Those little wooden animals just didn't want to fit inside the the barn. "Oh jeeze! They keep falling out!" I joke. Pause. Then out of no where, unbridled laughter. "Oh cheese!" he squeals and giggles. "Oh cheese!" Don't you just love their sweet, pure laugh?
The school year is barreling closer and I'm wresting again with major mommy guilt. Say what you will about how adaptable kids are, I get it, but that doesn't take away the aches and pangs of guilt I feel most days I'm away from him.
Yes, there are days that I don't feel that ache. And then I feel guilty about that, too.
Anyone who knows me knows how passionate I am about my work and how much I love my job.
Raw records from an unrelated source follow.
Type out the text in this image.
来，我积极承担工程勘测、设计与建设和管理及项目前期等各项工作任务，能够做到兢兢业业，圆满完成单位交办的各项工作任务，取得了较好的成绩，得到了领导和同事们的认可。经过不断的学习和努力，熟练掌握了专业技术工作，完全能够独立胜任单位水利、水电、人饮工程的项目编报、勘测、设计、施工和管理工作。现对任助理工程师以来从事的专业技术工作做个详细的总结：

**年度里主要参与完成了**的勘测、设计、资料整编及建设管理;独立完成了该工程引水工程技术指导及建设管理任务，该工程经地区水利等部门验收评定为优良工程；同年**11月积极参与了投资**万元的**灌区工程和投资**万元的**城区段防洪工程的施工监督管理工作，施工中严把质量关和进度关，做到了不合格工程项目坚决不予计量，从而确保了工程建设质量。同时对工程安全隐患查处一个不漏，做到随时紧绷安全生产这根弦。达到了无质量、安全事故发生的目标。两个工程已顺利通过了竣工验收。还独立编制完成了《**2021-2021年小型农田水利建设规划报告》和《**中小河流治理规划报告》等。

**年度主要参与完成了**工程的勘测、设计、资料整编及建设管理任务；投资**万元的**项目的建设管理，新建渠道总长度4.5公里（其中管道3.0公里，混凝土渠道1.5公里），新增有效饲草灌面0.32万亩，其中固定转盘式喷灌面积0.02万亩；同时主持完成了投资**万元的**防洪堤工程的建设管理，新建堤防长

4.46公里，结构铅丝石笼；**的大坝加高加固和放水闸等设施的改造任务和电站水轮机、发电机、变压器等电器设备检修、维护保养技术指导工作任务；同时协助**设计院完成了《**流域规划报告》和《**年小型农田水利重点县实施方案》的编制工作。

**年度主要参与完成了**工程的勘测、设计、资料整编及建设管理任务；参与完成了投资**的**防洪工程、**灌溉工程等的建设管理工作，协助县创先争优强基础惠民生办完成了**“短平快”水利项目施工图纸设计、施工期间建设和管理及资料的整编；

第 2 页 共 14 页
Before having children I was always the last one out the door, staying until it was dark outside knowing full well I'd never recover all that overtime. I didn't care - there was just so much to do. I was (and still am) hyper-motivated about innovating programs and teaching. Especially as it pertains to getting messy.
Now that I've built an incredible program, brick by brick (or more accurately leaf by leaf), that same ambition grows. In fact, it's insatiable.
Given the work that I do as an educator, I feel proud. Proud of the profound and lasting effects my work has on students, families and other educators. My work also plays a great role in my own child's life when he enters our nature preschool next year. This is more than just a job. It is how I define myself and how I share my values with the community. I have an amazing career that goes beyond punching a clock, collecting a paycheck and racing like a bat out of hell when it's five.
There you have the dynamic. When I'm not with E or thinking about spending time with him and my husband, then I'm obsessing (and dreaming) about work.
With the on-going reminder of the graduate coursework I put on the shelf nine years ago, and then revisiting the idea again last fall, I continue to struggle with my work family balance. I long to further my career so that my reach goes beyond the one program I've created. I want my reach to be national. International. And I'm not far off from achieving those goals. The more I work with educators, the greater impact my vision will have.
So I'm longing to complete my Masters coursework, once and for all. Well, until I go on to pursue my Doctorate.
And then I'll go back as a feisty little old lady and get that MFA in painting.
Did I mention I completed those three painting commissions? They are finally out the door! But I digress...
The point is, I always want to thinking long term. I have a lot of career left! But this fight in me to do more with my career is always tempered with the guilt and struggle of more time away from my son. In this case, it's only three hours of class. But it's an intense three hours on top of a day away from him at work first. And that three hours means more childcare or juggling with my husband on top of our crazy opposite schedules.
How do you put the brakes on a career at the exact moment in time when momentum is at its greatest? How do you explain that urgency to people around you that can't recognize the power and potential of this ambition? How do you justify or reconcile more demands of mommy's time with an overworked husband and a toddler at home?
Ah the demands of a modern mommy. Oh cheese.